When Robert Dozono was born in Japan in 1941, his parents, who were Nisei American citizens, found they were too late in registering his birth with the American Embassy, which had been evacuated shortly after the Japanese attack on Pearl Harbor. He later became a U.S. citizen as an immigrant. When his family returned to the U.S. after the war, settling in Portland, Ore., a lasting impression for Dozono had been the amount of trash generated in American culture. Throughout his childhood in Japan practically everything was kept and reused in some way.

Painting, teaching art, cultivating friendships and fishing became prominent activities in Dozono’s life. At favorite fishing spots he and his friends would encounter trash that they would pick up and carry out. Dozono’s trash service comes once a year. His trash is composed of anything that cannot be composted or recycled. Much of it has been recycled into his paintings since 1991.
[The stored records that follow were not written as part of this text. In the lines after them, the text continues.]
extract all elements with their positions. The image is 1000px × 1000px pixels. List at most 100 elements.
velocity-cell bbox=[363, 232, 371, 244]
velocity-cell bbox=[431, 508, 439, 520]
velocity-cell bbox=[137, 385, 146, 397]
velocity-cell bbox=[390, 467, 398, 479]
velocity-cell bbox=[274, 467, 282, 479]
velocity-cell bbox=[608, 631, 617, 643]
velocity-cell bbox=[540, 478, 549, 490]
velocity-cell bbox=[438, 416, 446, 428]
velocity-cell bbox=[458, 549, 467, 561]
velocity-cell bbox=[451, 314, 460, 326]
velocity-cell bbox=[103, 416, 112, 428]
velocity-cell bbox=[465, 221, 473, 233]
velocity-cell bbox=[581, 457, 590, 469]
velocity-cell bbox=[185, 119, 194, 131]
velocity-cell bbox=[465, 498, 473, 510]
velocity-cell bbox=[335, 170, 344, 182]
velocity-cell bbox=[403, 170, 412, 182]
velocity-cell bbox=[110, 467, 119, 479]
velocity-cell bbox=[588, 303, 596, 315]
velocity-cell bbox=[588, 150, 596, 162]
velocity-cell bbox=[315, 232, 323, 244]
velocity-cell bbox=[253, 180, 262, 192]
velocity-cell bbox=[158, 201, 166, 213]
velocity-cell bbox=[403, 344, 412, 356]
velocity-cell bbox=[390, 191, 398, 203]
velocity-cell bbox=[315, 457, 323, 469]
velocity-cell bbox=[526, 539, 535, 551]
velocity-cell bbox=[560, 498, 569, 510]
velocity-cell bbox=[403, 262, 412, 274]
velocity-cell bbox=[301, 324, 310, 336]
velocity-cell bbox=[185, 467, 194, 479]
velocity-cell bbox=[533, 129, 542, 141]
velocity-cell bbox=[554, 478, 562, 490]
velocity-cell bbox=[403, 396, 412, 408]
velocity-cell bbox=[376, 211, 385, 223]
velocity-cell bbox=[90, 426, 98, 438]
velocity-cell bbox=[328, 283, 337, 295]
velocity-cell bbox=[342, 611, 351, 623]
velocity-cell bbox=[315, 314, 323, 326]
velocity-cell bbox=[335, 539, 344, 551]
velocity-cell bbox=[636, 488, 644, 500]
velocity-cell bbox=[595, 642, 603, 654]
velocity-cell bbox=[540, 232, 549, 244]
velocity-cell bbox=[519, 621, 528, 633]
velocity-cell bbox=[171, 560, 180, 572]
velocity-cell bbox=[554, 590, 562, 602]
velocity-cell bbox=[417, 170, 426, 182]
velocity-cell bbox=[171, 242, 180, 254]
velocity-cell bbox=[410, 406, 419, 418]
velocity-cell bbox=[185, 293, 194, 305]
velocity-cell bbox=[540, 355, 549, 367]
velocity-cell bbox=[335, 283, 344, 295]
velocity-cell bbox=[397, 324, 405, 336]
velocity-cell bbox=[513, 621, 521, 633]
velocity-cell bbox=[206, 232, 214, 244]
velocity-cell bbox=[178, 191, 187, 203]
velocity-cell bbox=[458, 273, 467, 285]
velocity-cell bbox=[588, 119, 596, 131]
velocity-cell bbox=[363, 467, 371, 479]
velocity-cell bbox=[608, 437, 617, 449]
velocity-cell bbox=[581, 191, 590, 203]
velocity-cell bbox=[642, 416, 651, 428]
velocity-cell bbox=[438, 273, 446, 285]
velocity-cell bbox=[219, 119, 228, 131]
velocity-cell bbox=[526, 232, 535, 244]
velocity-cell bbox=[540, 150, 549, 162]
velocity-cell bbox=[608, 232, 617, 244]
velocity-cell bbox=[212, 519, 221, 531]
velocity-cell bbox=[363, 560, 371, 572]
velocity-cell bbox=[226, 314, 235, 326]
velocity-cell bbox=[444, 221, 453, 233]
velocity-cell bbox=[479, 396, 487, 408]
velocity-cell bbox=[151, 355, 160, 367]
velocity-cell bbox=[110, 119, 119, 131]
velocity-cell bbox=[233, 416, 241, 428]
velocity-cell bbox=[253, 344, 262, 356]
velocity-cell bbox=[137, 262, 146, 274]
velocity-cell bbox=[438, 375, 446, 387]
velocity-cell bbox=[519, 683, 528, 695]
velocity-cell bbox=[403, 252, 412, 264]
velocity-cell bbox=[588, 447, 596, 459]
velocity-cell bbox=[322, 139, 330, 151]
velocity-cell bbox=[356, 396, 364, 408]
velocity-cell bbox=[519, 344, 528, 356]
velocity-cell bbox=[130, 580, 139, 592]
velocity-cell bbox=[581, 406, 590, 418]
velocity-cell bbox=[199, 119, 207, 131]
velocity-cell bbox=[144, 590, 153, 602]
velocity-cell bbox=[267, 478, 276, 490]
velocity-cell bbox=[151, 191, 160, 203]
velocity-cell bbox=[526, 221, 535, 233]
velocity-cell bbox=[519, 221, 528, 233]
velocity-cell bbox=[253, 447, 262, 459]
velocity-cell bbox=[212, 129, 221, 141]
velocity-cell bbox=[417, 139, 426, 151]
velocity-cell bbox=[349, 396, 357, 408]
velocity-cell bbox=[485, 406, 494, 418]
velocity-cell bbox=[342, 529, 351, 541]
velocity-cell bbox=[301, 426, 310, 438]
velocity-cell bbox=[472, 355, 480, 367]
When first viewing the large paintings in Robert Dozono’s “Clackamas River Series” exhibit, one is immediately swept into textural impressions of a wooded riverscape — the Clackamas swirls and tumbles over stones, lazily making its way toward the viewer. Positioned in its midst, viewers watch the river recede into a distant horizon, banked by bowed trees that admit sky and rivulets of sunlight. This scene is repeated in various renditions with Dozono’s unrecyclable trash as an intervening layer that conspires to be integral to the view. Each variation is an exploration of composition, light, shadow, volume and color, as he works the forms and colors of the garbage pieces into the requirements of the overall image. Every object brings its own problems to solve.
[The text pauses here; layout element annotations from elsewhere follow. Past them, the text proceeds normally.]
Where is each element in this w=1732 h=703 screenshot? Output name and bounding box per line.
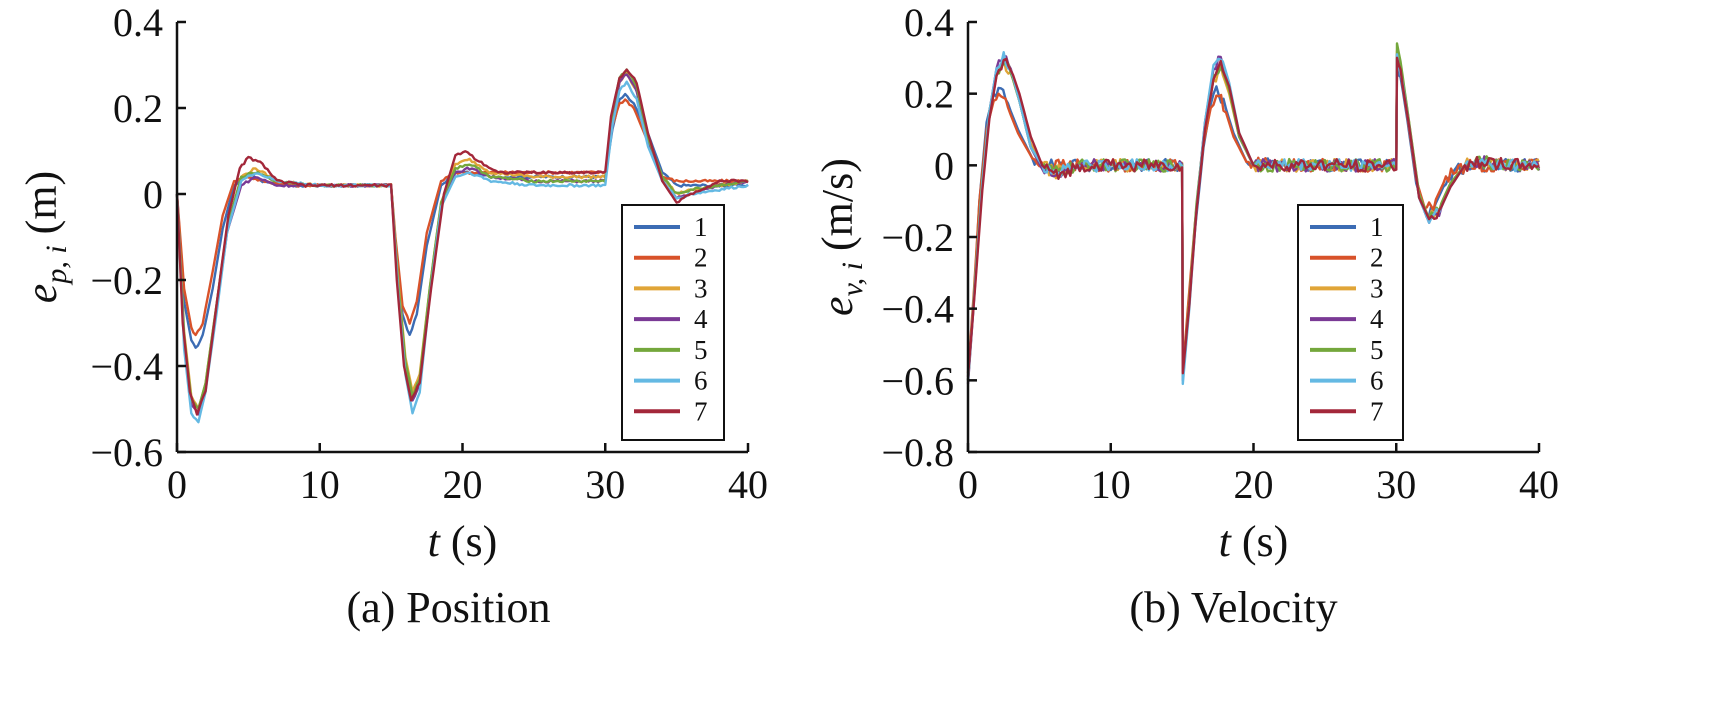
y-axis-unit: (m/s): [813, 158, 862, 262]
series-line-3: [966, 49, 1540, 381]
y-tick-label: −0.4: [90, 344, 163, 389]
legend-label-6: 6: [1370, 366, 1384, 396]
legend-label-4: 4: [694, 304, 708, 334]
x-tick-label: 20: [1234, 462, 1274, 507]
series-group: [966, 42, 1541, 386]
legend-label-7: 7: [694, 396, 708, 426]
x-axis-var: t: [428, 517, 442, 566]
y-tick-label: 0.2: [904, 72, 954, 117]
x-tick-label: 40: [728, 462, 768, 507]
x-tick-label: 10: [300, 462, 340, 507]
y-axis-subscript: p, i: [40, 245, 73, 285]
series-line-6: [966, 51, 1540, 386]
legend-label-1: 1: [1370, 212, 1384, 242]
x-tick-label: 20: [443, 462, 483, 507]
legend-label-2: 2: [1370, 243, 1384, 273]
y-tick-label: −0.2: [881, 215, 954, 260]
series-line-6: [175, 80, 749, 424]
x-axis-var: t: [1219, 517, 1233, 566]
y-axis-var: e: [813, 296, 862, 316]
y-axis-label: ev, i (m/s): [813, 158, 869, 316]
series-line-7: [175, 68, 749, 416]
y-axis-var: e: [17, 284, 66, 304]
x-tick-label: 40: [1519, 462, 1559, 507]
legend-label-5: 5: [1370, 335, 1384, 365]
y-axis-subscript: v, i: [836, 262, 869, 296]
y-tick-label: −0.6: [881, 358, 954, 403]
series-line-5: [966, 42, 1540, 381]
velocity-chart: 0 10 20 30 40 −0.8 −0.6 −0.4 −0.2 0 0.2 0.4 t (s) ev,…: [813, 0, 1559, 632]
position-chart: 0 10 20 30 40 −0.6 −0.4 −0.2 0 0.2 0.4 t (s) ep, i (…: [17, 0, 768, 632]
series-line-2: [966, 61, 1541, 375]
y-axis-unit: (m): [17, 171, 66, 246]
x-tick-label: 10: [1091, 462, 1131, 507]
series-line-4: [966, 53, 1541, 384]
series-line-1: [966, 67, 1540, 381]
y-axis-label: ep, i (m): [17, 171, 73, 303]
x-tick-label: 30: [1376, 462, 1416, 507]
legend-label-6: 6: [694, 366, 708, 396]
chart-caption: (a) Position: [346, 583, 550, 632]
legend-label-1: 1: [694, 212, 708, 242]
x-axis-unit: (s): [440, 517, 497, 566]
legend-label-3: 3: [1370, 273, 1384, 303]
x-axis-unit: (s): [1231, 517, 1288, 566]
y-tick-label: −0.6: [90, 430, 163, 475]
x-tick-label: 0: [958, 462, 978, 507]
y-tick-label: 0.2: [113, 86, 163, 131]
legend-box: [1297, 204, 1404, 441]
y-tick-label: 0.4: [113, 0, 163, 45]
y-tick-label: −0.8: [881, 430, 954, 475]
legend-label-2: 2: [694, 243, 708, 273]
series-group: [175, 68, 749, 424]
x-axis-label: t (s): [428, 517, 498, 566]
x-axis-label: t (s): [1219, 517, 1289, 566]
y-tick-label: −0.2: [90, 258, 163, 303]
legend-label-7: 7: [1370, 396, 1384, 426]
chart-caption: (b) Velocity: [1129, 583, 1337, 632]
x-tick-label: 30: [585, 462, 625, 507]
legend-label-4: 4: [1370, 304, 1384, 334]
legend-label-3: 3: [694, 273, 708, 303]
legend-box: [621, 204, 725, 441]
y-tick-label: −0.4: [881, 287, 954, 332]
y-tick-label: 0: [143, 172, 163, 217]
y-tick-label: 0: [934, 143, 954, 188]
legend-label-5: 5: [694, 335, 708, 365]
x-tick-label: 0: [167, 462, 187, 507]
series-line-7: [966, 56, 1540, 377]
y-tick-label: 0.4: [904, 0, 954, 45]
At a distance the garbage paintings look like impressions of the Upper Clackamas, vibrant with the colors of a woodland riverscape and teeming with irregular textural bumps. Light reveals the three-dimensionality of the trash although they are painted into the scene. As one closes in on the painting — from toothbrushes, plastic bottle caps and lids, to containers, toothpaste tubes, and prescription vials, sponges, bottle pumps and wrappers — items we discard without a second thought — come into focus. A rock in the middle of the river gets its dimensional volume from a couple of old scrub sponges.

“Children get excited by being able to recognize the trash,” says Dozono.
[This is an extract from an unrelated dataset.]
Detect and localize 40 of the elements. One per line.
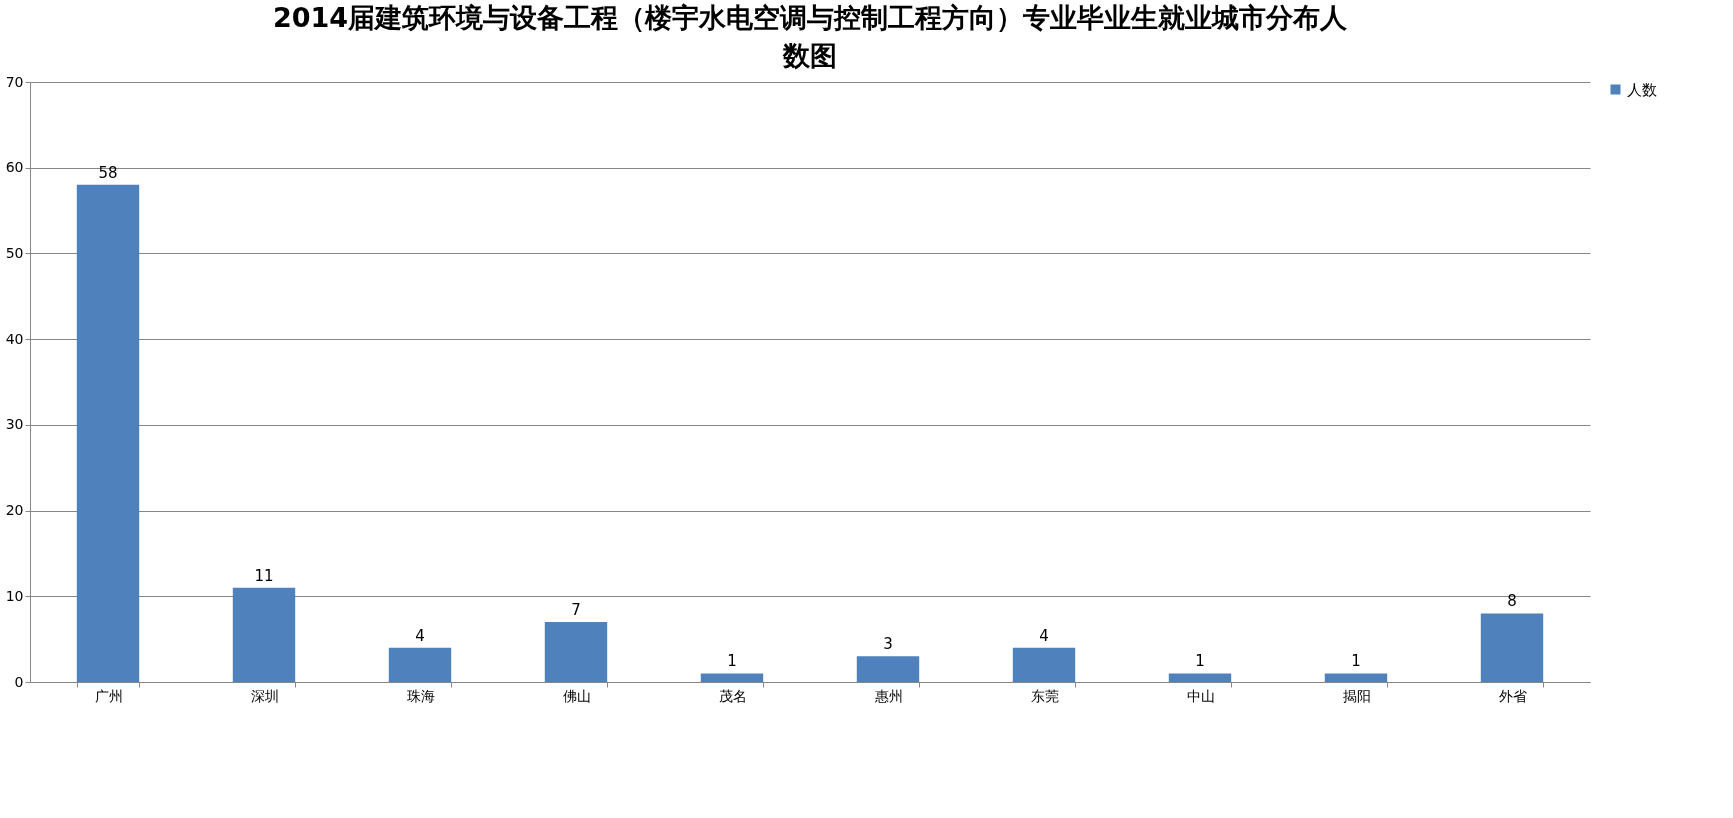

The sheer number of objects in the paintings makes an indisputable statement about our consumerist culture. A few of the paintings’ titles are taken from a random package label or two, such as “Good Earth Original — Kiss My Face” (that Dozono must be mindful of not totally covering with paint in case he forgets), adding another layer of irony to the work.

The trash in Dozono’s paintings exhibits a kind of dark beauty of its own in their arrangement on his canvasses. There is a dynamic interplay between the embedded objects with the expression of the natural beauty of the Clackamas scenes — playful yet disturbing, subtle yet overwhelming.

Relief comes in “Upper Clackamas #16,” a sans garbage painting where the view is rendered in charcoal and watercolor with a lively and light gestural hand of swift brushstrokes in  browns, greens, blues  accented with golden yellows, that capture the natural beauty of the Clackamas River environment. The saturated colors of an oil painting in the same series lend summer’s lushness to a similar scene. The water looks cool and inviting.

The series echoes Dozono’s penchant for thorough study of a subject to draw his own conclusions. He retired some years ago from his teaching position at Portland Community College where he garnered many loyal students, some of whom returned to continue to study with him and some who are now working artists. His teaching style and philosophy, derived from his own experience of deliberate investigation, includes making mistakes and repeated practice.

“How will you know where to draw the correct line if you don’t have the mistake to work from?” he asks.

Drawing sessions included a subject that would change position every two to five minutes, and students had to draw without looking directly at their work, so that they would focus on observation. No erasing was allowed. As a teacher, his objective was to get students to become fearless about drawing, which encouraged them to continue to explore and eventually to discover their own directions. This process illuminates the simple respect Dozono shows for everyone he encounters, as well as for the natural world.

A first edition book compilation of Dozono’s works (available at the gallery), entitled “Robert R. Dozono – Accumulation | Work 1963-2009,” thoughtfully designed by graphic designer, Adam McIsaac, reveals Dozono’s engaging combination of humility and forthrightness that make him such an interesting personality as a teacher and artist.